İSTANBUL – Birleşik Devrimci Partisi Genel Başkanı Elif Torun Öneren, PKK Lideri Abdullah Öcalan üzerindeki tecridin Türkiye halklarının ifade ve düşünce başta olmak üzere tüm özgürlüklerini ortadan kaldırdığını söyledi.
İmralı F Tipi Yüksek Güvenlikli Kapalı Cezaevi’nde 22 yıldır ağır tecrit koşulları altında tutulan PKK Lideri Abdullah Öcalan, 7 Ağustos 2019 tarihinden bu yana avukatlarıyla görüştürülmüyor. Avukat yasağının yanı sıra Öcalan’ın ailesiyle de görüşmesine izin verilmiyor. Kamuoyunda kendisine dair büyüyen kaygılar üzerine Öcalan’ın ilk kez 27 Nisan 2020, ikinci kez 25 Mart 2020’de kardeşi Mehmet Öcalan ile telefon görüşmesi gerçekleştirdi. Mehmet Öcalan, yaptığı ikinci görüşmenin yarıda kesildiğini duyurmuştu.
Bir yandan Öcalan üzerindeki tecrit derinleştirilirken, diğer yandan Kürtleri hedef alan ırkçı saldırılar da artıyor. Birleşik Devrimci Parti Genel Başkanı Elif Torun Öneren, Öcalan üzerindeki tecrit ve Kürtlere yönelik ırkçı saldırıları değerlendirdi.
90’LARI ARATMAYAN DÖNEM
Temel insani hakların ihlali olan tecridin, aynı zamanda bir “insanlık suçu” olduğunu dile getiren Öneren, tecridin bugün yalnızca cezaevlerinde uygulanmadığını vurguladı. Gelinen aşama itibariyle ifade, düşünce ve diğer tüm özgürlükleri ortadan kaldırılan Türkiye halklarının topyekun tecrit altında tutulduğunu söyleyen Öneren, özellikle “çözüm süreci” olarak adlandırılan dönem sonrasında yaşananlara dikkati çekti. Öneren, “Geçmişte siyasi iktidarın isteği ve aktif rol aldığı bir çözüm süreci uygulandı. Bu süreç nefes alınabilen bir süreç olsa da hemen devamında faşizmin kurumsallaşmasıyla 90’ları aratmayan bir döneme girdik” dedi.

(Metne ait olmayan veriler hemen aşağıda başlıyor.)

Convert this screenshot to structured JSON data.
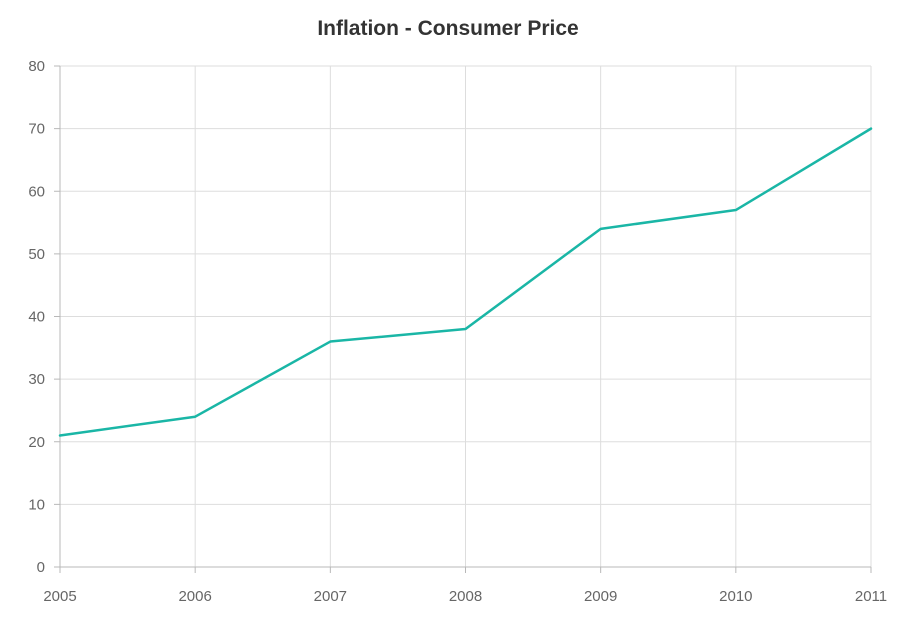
{
  "chart_data": {
    "type": "line",
    "title": "Inflation - Consumer Price",
    "xlabel": "",
    "ylabel": "",
    "categories": [
      "2005",
      "2006",
      "2007",
      "2008",
      "2009",
      "2010",
      "2011"
    ],
    "series": [
      {
        "values": [
          21,
          24,
          36,
          38,
          54,
          57,
          70
        ],
        "color": "#1ab6a6"
      }
    ],
    "ylim": [
      0,
      80
    ],
    "y_ticks": [
      0,
      10,
      20,
      30,
      40,
      50,
      60,
      70,
      80
    ],
    "grid": true,
    "legend": "none"
  }
}
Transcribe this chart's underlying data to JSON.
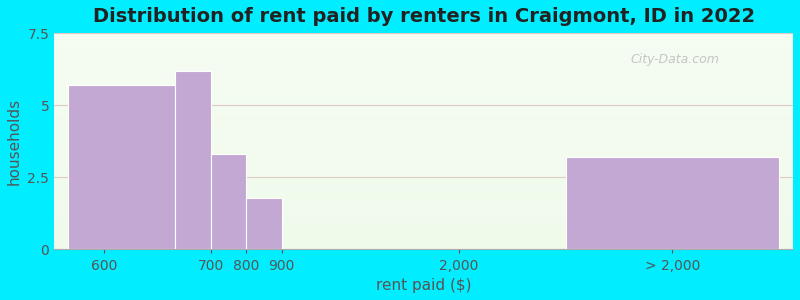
{
  "title": "Distribution of rent paid by renters in Craigmont, ID in 2022",
  "xlabel": "rent paid ($)",
  "ylabel": "households",
  "bar_color": "#c4a8d4",
  "bar_edgecolor": "#ffffff",
  "ylim": [
    0,
    7.5
  ],
  "yticks": [
    0,
    2.5,
    5,
    7.5
  ],
  "xtick_positions": [
    0.5,
    2.0,
    2.5,
    3.0,
    5.5,
    8.5
  ],
  "xtick_labels": [
    "600",
    "700",
    "800",
    "900",
    "2,000",
    "> 2,000"
  ],
  "bar_lefts": [
    0,
    1.5,
    2.0,
    2.5,
    4.0,
    7.0
  ],
  "bar_widths": [
    1.5,
    0.5,
    0.5,
    0.5,
    3.0,
    3.0
  ],
  "bar_heights": [
    5.7,
    6.2,
    3.3,
    1.8,
    0.0,
    3.2
  ],
  "background_outer": "#00eeff",
  "title_fontsize": 14,
  "label_fontsize": 11,
  "tick_fontsize": 10,
  "watermark": "City-Data.com",
  "xlim": [
    -0.2,
    10.2
  ]
}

FAŞİZMİN ÖRGÜTLENME ZEMİNİ
İmralı’nın kapılarının açık olduğu süreçlerde, Öcalan’ın barışın, kardeşçe ve eşit bir yaşamanın mümkün olacağını herkese gösterdiğini ifade eden Öneren, bu süreçlerde çatışmaların da azaldığını hatırlattı. AKP iktidarının ise bu sürece faşizmin kurumsallaşmasına elverişli ortam hazırlamak için konjonktürel yaklaştığını kaydeden Öneren, “Bu süreçte bütün manipülasyonlara rağmen halklar arasında kurulan köprüler egemenlik zeminini çalkantılı hale getirdi. İşçi sınıfının, sosyalistlerin, kadınların, LGBTİ+ların, yükselen diğer mücadele dinamiklerinin Kürt halkıyla buluşması, faşizmin örgütlenme zeminini deforme etti” diye konuştu.
‘DÜŞMAN HUKUKU’
Özgürlük İçin Hukukçular Derneği (ÖHD), Toplum ve Hukuk Araştırmaları Vakfı (TOHAV), İnsan Hakları Derneği (İHD) ile Türkiye İnsan Hakları Vakfı (TİHV), PKK Lideri Öcalan ile Hayati Kaytan, Emin Gurban ve Civan Boltan isimli tutuklulara verilen ağırlaştırılmış müebbet hapis cezası ile ilgili Avrupa İnsan Hakları Mahkemesi’nin (AİHM) verdiği ‘ihlal’ kararlarını acil gündemine alması için geçtiğimiz günlerde Avrupa Konseyi Bakanlar Komitesi’ne başvuruda bulundu.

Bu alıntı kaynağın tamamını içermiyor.